PAX East 2012: How Steel Battalion Retrains You to Use Kinect

If you’ve ever had some hands-on time with the original Steel Battalion and its ridiculous 40-button controller, a Kinect-enhanced sequel might seem an odd fit. However, after getting some hands-on time with the lengthy demo, the new gesture controls seem entirely appropriate. Capcom (and developer From Software) have found the only controller more awkward than the Xbox behemoth: my own body.

I fumbled the simple fist bump at the end of the demo. All of my training was for naught!
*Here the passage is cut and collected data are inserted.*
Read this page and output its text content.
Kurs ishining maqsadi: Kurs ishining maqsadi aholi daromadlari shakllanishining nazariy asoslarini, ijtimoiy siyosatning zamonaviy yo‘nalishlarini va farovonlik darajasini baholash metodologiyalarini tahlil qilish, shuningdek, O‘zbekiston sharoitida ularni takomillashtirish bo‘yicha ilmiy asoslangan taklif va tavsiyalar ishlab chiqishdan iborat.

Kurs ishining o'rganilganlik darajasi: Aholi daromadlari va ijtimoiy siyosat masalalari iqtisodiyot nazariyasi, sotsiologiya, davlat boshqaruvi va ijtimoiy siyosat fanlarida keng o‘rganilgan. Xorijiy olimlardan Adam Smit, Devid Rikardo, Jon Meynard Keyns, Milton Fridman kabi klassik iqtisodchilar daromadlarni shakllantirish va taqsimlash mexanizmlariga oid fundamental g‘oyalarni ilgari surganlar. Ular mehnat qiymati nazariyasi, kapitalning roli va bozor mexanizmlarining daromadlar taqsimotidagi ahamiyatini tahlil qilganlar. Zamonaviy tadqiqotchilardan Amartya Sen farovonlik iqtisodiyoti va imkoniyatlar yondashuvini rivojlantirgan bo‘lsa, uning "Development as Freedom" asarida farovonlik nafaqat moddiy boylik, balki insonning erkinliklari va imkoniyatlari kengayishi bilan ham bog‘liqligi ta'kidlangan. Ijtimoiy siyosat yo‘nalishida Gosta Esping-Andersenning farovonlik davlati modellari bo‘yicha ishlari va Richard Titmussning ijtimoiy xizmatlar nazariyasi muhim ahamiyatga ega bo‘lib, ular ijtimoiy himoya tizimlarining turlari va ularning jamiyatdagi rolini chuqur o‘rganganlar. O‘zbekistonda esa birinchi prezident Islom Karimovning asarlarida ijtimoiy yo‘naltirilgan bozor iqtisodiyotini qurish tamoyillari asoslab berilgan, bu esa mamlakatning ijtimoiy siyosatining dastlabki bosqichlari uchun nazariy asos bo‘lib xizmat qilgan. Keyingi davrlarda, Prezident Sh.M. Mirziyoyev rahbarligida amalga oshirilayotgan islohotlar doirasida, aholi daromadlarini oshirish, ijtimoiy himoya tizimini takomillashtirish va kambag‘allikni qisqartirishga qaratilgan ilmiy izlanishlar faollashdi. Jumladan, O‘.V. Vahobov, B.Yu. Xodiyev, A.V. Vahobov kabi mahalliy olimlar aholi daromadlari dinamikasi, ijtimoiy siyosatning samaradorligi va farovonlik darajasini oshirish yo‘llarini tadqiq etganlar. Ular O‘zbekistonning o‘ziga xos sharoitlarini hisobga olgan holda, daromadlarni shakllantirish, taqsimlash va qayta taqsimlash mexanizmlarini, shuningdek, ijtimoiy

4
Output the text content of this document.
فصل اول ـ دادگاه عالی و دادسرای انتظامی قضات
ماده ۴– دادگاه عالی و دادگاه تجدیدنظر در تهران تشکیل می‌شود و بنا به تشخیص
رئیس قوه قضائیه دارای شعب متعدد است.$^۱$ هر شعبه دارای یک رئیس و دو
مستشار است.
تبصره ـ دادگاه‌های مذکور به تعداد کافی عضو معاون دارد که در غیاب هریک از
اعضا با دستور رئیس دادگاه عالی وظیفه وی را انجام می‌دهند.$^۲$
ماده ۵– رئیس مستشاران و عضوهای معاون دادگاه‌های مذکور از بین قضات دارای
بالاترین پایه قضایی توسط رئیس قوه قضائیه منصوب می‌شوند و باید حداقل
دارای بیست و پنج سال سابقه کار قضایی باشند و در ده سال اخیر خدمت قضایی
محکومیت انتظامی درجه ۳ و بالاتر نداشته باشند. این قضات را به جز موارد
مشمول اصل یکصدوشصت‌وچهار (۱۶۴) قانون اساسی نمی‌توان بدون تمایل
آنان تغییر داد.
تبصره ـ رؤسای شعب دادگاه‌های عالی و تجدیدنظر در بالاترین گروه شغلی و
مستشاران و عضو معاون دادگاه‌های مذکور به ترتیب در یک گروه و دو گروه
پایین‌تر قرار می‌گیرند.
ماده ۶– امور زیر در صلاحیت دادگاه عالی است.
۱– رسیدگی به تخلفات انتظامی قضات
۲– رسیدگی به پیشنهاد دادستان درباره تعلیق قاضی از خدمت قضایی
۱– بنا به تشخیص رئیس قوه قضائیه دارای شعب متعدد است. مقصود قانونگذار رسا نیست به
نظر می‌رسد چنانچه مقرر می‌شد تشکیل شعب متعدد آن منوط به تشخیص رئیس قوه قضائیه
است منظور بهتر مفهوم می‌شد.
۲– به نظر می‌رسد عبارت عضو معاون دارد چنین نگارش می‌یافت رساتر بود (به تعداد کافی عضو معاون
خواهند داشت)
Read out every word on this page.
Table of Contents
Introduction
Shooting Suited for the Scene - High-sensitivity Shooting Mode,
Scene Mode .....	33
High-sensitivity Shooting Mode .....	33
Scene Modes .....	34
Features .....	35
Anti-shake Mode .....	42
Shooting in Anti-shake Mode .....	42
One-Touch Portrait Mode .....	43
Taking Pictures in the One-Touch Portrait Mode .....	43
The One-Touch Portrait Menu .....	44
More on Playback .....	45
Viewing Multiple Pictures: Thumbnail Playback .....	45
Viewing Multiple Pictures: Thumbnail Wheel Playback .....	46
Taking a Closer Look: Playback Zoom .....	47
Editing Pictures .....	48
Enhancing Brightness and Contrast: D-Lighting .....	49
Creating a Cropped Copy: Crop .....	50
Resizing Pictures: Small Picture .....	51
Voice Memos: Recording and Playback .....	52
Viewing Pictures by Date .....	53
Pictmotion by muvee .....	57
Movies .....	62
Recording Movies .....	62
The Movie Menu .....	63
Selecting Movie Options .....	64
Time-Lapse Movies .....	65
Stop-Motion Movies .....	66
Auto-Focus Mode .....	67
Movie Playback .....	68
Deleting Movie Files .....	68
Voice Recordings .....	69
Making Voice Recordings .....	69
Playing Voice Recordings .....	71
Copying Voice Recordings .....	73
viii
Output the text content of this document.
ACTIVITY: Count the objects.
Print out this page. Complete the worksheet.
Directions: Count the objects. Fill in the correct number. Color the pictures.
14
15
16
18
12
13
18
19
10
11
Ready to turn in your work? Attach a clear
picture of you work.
That’s not to say that Steel Battalion: Heavy Armor isn’t a successful sequel. It’s arguably the most interesting game I’ve played using the Kinect since the peripheral launched, and at the very least, the game will be noted as noble experiment when it releases in June. There are lots of little details that I loved, especially when I was navigating within the cockpit. But there’s no getting around the huge learning curve facing anyone who associates the Kinect with Dance Central and Kinect Adventures.

The most noteworthy change is that the slightest of movements are typically all that you need to pilot your vertical tank. Almost every Kinect game that I have played has required me to hold my arms out for several seconds to select menu options. Here, you’ll be much more successful with quick, assured motions. For instance, to switch from the in-cockpit view to the windshield, you merely need to flick your wrists. It took me a little time to figure this out, and in the meantime, I was rapidly shifting my view. When you’re moving your arms, there are many different levers and buttons in the virtual space in front of you, and it’s very easy to flip several incorrect switches on your way to the right one. During my two missions, I’m sure I looked like Frankenstein’s monster with my outstretched arms, but I could imagine a season veteran moving much closer to that “Tom Cruise in ‘Minority Report’” ideal promised when the Kinect was first announced.

The 90 minute wait was a bit absurd, but at least I have a tattoo to show for it.

Those skills may be necessary, as even the basic foot soldiers were threats. Many of them hide in windows or on ledges, waiting to launch crippling RPGs at you. Thankfully, Heavy Armor offers lots of tricks to help you hold your own. In one tight spot, I pulled down my shielded shutters, pulled down my periscope and fired on enemies from the safety of my steel cocoon. In another, a grenade was dropped into my cockpit, and I had just a few seconds to pick it up and toss it out the bottom hatch. Some of these moments are scripted and many of them are not, but they all give more personality to the world, the crew members and the game itself.

Again, there are lots of technical hurdles facing Steel Battalion: Heavy Metal when it launches, and the full $60 might prove too intimidating for most Kinect adopters. But even if the game isn’t a 40-button legend, From Software* should be proud of moving the technology in truly innovate ways. With so many Kinect games, it takes precious extra seconds to do anything, but Heavy Metal would never deny you the self-destruct when your tank is in shambles.

*I didn’t realize that From Software (Demon Souls, Armored Core) was developing this, but even more surprising to me is that none of the original team members are involved in either.